“The joy of being at Storm King is the joy of being outside,” says artist Mark Dion, whose Follies, a series of highly diverse structures from a glass menagerie to a truck that serves as a mobile laboratory, are scattered throughout the Hudson River Valley art center’s 500 rolling acres. For the exhibition, on view through November 11, Dion intentionally set his creations within different parts of the landscape. For instance, The Dandy Rococo is a hunting blind clad in wetland reeds sited on a small peninsula overlooking Storm King’s ponds. Grotto of the Sleeping Bear is a stone-and-tree branch cave built into a natural concavity in a wooded area to look as if it had always been there.

“Mark’s practice is about humans’ relationship to the natural world,” says Storm King senior curator Nora Lawrence. “It’s a perfect connection to show his work here.” Located 60 miles north of New York City, Storm King has seen its visitorship triple over the last decade, due in part to the area’s growing popularity among artists, and as a weekend retreat. Dion himself left Manhattan behind a few months ago to move nearby. He also sourced many of the objects that populate his follies, including tableware, cigar boxes, and antlers, from local vintage stores. “A big part of my process is shopping,” he says. “I can’t delegate that.”

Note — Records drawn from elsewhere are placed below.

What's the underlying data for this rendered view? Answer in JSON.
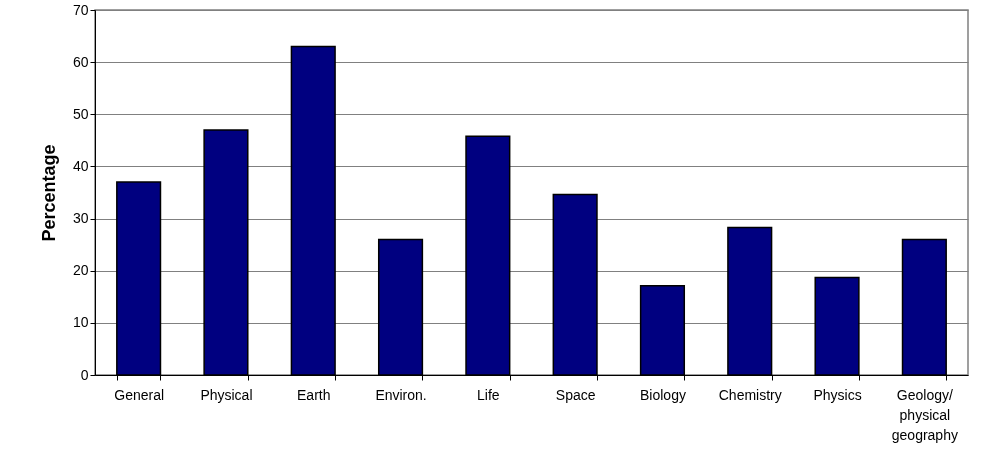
{
  "chart_data": {
    "type": "bar",
    "ylabel": "Percentage",
    "categories": [
      "General",
      "Physical",
      "Earth",
      "Environ.",
      "Life",
      "Space",
      "Biology",
      "Chemistry",
      "Physics",
      "Geology/ physical geography"
    ],
    "values": [
      37,
      47,
      63,
      26,
      45.8,
      34.6,
      17.1,
      28.3,
      18.7,
      26
    ],
    "color": "#000080",
    "ylim": [
      0,
      70
    ],
    "yticks": [
      0,
      10,
      20,
      30,
      40,
      50,
      60,
      70
    ],
    "grid": "y"
  }
}
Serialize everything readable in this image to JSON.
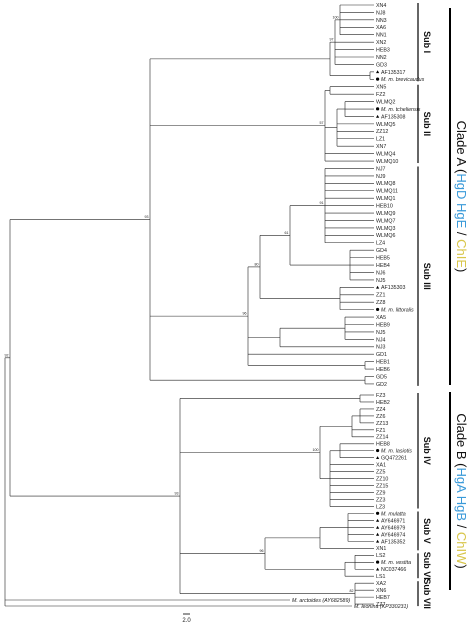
{
  "tips": [
    {
      "id": 1,
      "label": "XN4"
    },
    {
      "id": 2,
      "label": "NJ8"
    },
    {
      "id": 3,
      "label": "NN3"
    },
    {
      "id": 4,
      "label": "XA6"
    },
    {
      "id": 5,
      "label": "NN1"
    },
    {
      "id": 6,
      "label": "XN2"
    },
    {
      "id": 7,
      "label": "HEB3"
    },
    {
      "id": 8,
      "label": "NN2"
    },
    {
      "id": 9,
      "label": "GD3"
    },
    {
      "id": 10,
      "label": "AF135317",
      "marker": "triangle"
    },
    {
      "id": 11,
      "label": "M. m. brevicaudus",
      "marker": "circle",
      "italic": true
    },
    {
      "id": 12,
      "label": "XN5"
    },
    {
      "id": 13,
      "label": "FZ2"
    },
    {
      "id": 14,
      "label": "WLMQ2"
    },
    {
      "id": 15,
      "label": "M. m. tcheliensis",
      "marker": "circle",
      "italic": true
    },
    {
      "id": 16,
      "label": "AF135308",
      "marker": "triangle"
    },
    {
      "id": 17,
      "label": "WLMQ5"
    },
    {
      "id": 18,
      "label": "ZZ12"
    },
    {
      "id": 19,
      "label": "LZ1"
    },
    {
      "id": 20,
      "label": "XN7"
    },
    {
      "id": 21,
      "label": "WLMQ4"
    },
    {
      "id": 22,
      "label": "WLMQ10"
    },
    {
      "id": 23,
      "label": "NJ7"
    },
    {
      "id": 24,
      "label": "NJ9"
    },
    {
      "id": 25,
      "label": "WLMQ8"
    },
    {
      "id": 26,
      "label": "WLMQ11"
    },
    {
      "id": 27,
      "label": "WLMQ1"
    },
    {
      "id": 28,
      "label": "HEB10"
    },
    {
      "id": 29,
      "label": "WLMQ9"
    },
    {
      "id": 30,
      "label": "WLMQ7"
    },
    {
      "id": 31,
      "label": "WLMQ3"
    },
    {
      "id": 32,
      "label": "WLMQ6"
    },
    {
      "id": 33,
      "label": "LZ4"
    },
    {
      "id": 34,
      "label": "GD4"
    },
    {
      "id": 35,
      "label": "HEB5"
    },
    {
      "id": 36,
      "label": "HEB4"
    },
    {
      "id": 37,
      "label": "NJ6"
    },
    {
      "id": 38,
      "label": "NJ5"
    },
    {
      "id": 39,
      "label": "AF135303",
      "marker": "triangle"
    },
    {
      "id": 40,
      "label": "ZZ1"
    },
    {
      "id": 41,
      "label": "ZZ8"
    },
    {
      "id": 42,
      "label": "M. m. littoralis",
      "marker": "circle",
      "italic": true
    },
    {
      "id": 43,
      "label": "XA5"
    },
    {
      "id": 44,
      "label": "HEB9"
    },
    {
      "id": 45,
      "label": "NJ5"
    },
    {
      "id": 46,
      "label": "NJ4"
    },
    {
      "id": 47,
      "label": "NJ3"
    },
    {
      "id": 48,
      "label": "GD1"
    },
    {
      "id": 49,
      "label": "HEB1"
    },
    {
      "id": 50,
      "label": "HEB6"
    },
    {
      "id": 51,
      "label": "GD5"
    },
    {
      "id": 52,
      "label": "GD2"
    },
    {
      "id": 53,
      "label": "FZ3"
    },
    {
      "id": 54,
      "label": "HEB2"
    },
    {
      "id": 55,
      "label": "ZZ4"
    },
    {
      "id": 56,
      "label": "ZZ6"
    },
    {
      "id": 57,
      "label": "ZZ13"
    },
    {
      "id": 58,
      "label": "FZ1"
    },
    {
      "id": 59,
      "label": "ZZ14"
    },
    {
      "id": 60,
      "label": "HEB8"
    },
    {
      "id": 61,
      "label": "M. m. lasiotis",
      "marker": "circle",
      "italic": true
    },
    {
      "id": 62,
      "label": "GQ472261",
      "marker": "triangle"
    },
    {
      "id": 63,
      "label": "XA1"
    },
    {
      "id": 64,
      "label": "ZZ5"
    },
    {
      "id": 65,
      "label": "ZZ10"
    },
    {
      "id": 66,
      "label": "ZZ15"
    },
    {
      "id": 67,
      "label": "ZZ9"
    },
    {
      "id": 68,
      "label": "ZZ3"
    },
    {
      "id": 69,
      "label": "LZ3"
    },
    {
      "id": 70,
      "label": "M. mulatta",
      "marker": "circle",
      "italic": true
    },
    {
      "id": 71,
      "label": "AY646971",
      "marker": "triangle"
    },
    {
      "id": 72,
      "label": "AY646979",
      "marker": "triangle"
    },
    {
      "id": 73,
      "label": "AY646974",
      "marker": "triangle"
    },
    {
      "id": 74,
      "label": "AF135352",
      "marker": "triangle"
    },
    {
      "id": 75,
      "label": "XN1"
    },
    {
      "id": 76,
      "label": "LS2"
    },
    {
      "id": 77,
      "label": "M. m. vestita",
      "marker": "circle",
      "italic": true
    },
    {
      "id": 78,
      "label": "NC037466",
      "marker": "triangle"
    },
    {
      "id": 79,
      "label": "LS1"
    },
    {
      "id": 80,
      "label": "XA2"
    },
    {
      "id": 81,
      "label": "XN6"
    },
    {
      "id": 82,
      "label": "HEB7"
    },
    {
      "id": 83,
      "label": "ZZ7"
    },
    {
      "id": 84,
      "label": "M. arctoides (AY682589)",
      "italic": true
    },
    {
      "id": 85,
      "label": "M. leonina (KP330231)",
      "italic": true
    }
  ],
  "support_values": [
    "100",
    "97",
    "67",
    "57",
    "93",
    "91",
    "61",
    "80",
    "96",
    "92",
    "100",
    "93",
    "96",
    "82",
    "93"
  ],
  "subclades": [
    "Sub I",
    "Sub II",
    "Sub III",
    "Sub IV",
    "Sub V",
    "Sub VI",
    "Sub VII"
  ],
  "clade_a": {
    "prefix": "Clade A (",
    "parts": [
      {
        "text": "HgD",
        "color": "#3a9ad9"
      },
      {
        "text": " HgE",
        "color": "#3a9ad9"
      },
      {
        "text": " / ",
        "color": "#111111"
      },
      {
        "text": "ChIE",
        "color": "#d8c64a"
      }
    ],
    "suffix": ")"
  },
  "clade_b": {
    "prefix": "Clade B (",
    "parts": [
      {
        "text": "HgA",
        "color": "#3a9ad9"
      },
      {
        "text": " HgB",
        "color": "#3a9ad9"
      },
      {
        "text": " / ",
        "color": "#111111"
      },
      {
        "text": "ChIW",
        "color": "#d8c64a"
      }
    ],
    "suffix": ")"
  },
  "scale_label": "2.0"
}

Dion’s follies are also very architectural, and the artist has worked with a number of well-known architecture and landscape firms including Mack Scogin Merrill Elam Architects, James Corner Field Operations, and Weiss / Manfredi. “Mark’s work at multiple scales and across multiple disciplines reframes how we see and depict the natural world, bringing into productive tension the relationships between art and science, the artificial and the natural,” says Michael Manfredi, who first collaborated with Dion at the Olympic Sculpture Park in Seattle, where the conceptual artist inserted a sloped greenhouse encasing a 60-foot-long nurse log. They are currently working together as part of a team of finalists on a competition scheme to reimagine the La Brea tar pits in Los Angeles.

The Storm King exhibition features works created by Dion over the last 25 years, and modified for this occasion, as well as a new site-specific piece entitled Storm King Environmental Field Station. For Dion, the exhibition is significant because visitors can see the follies all together for the first time. (The show will later travel to Laumeier Sculpture Park outside St. Louis.) The enchanting yet instructional works, juxtaposed against the monumental sculptures on permanent display by such artists as Mark di Suvero and Richard Serra, is also a chance, according to Lawrence, to address Storm King’s ecological ambitions, as the institution evolves.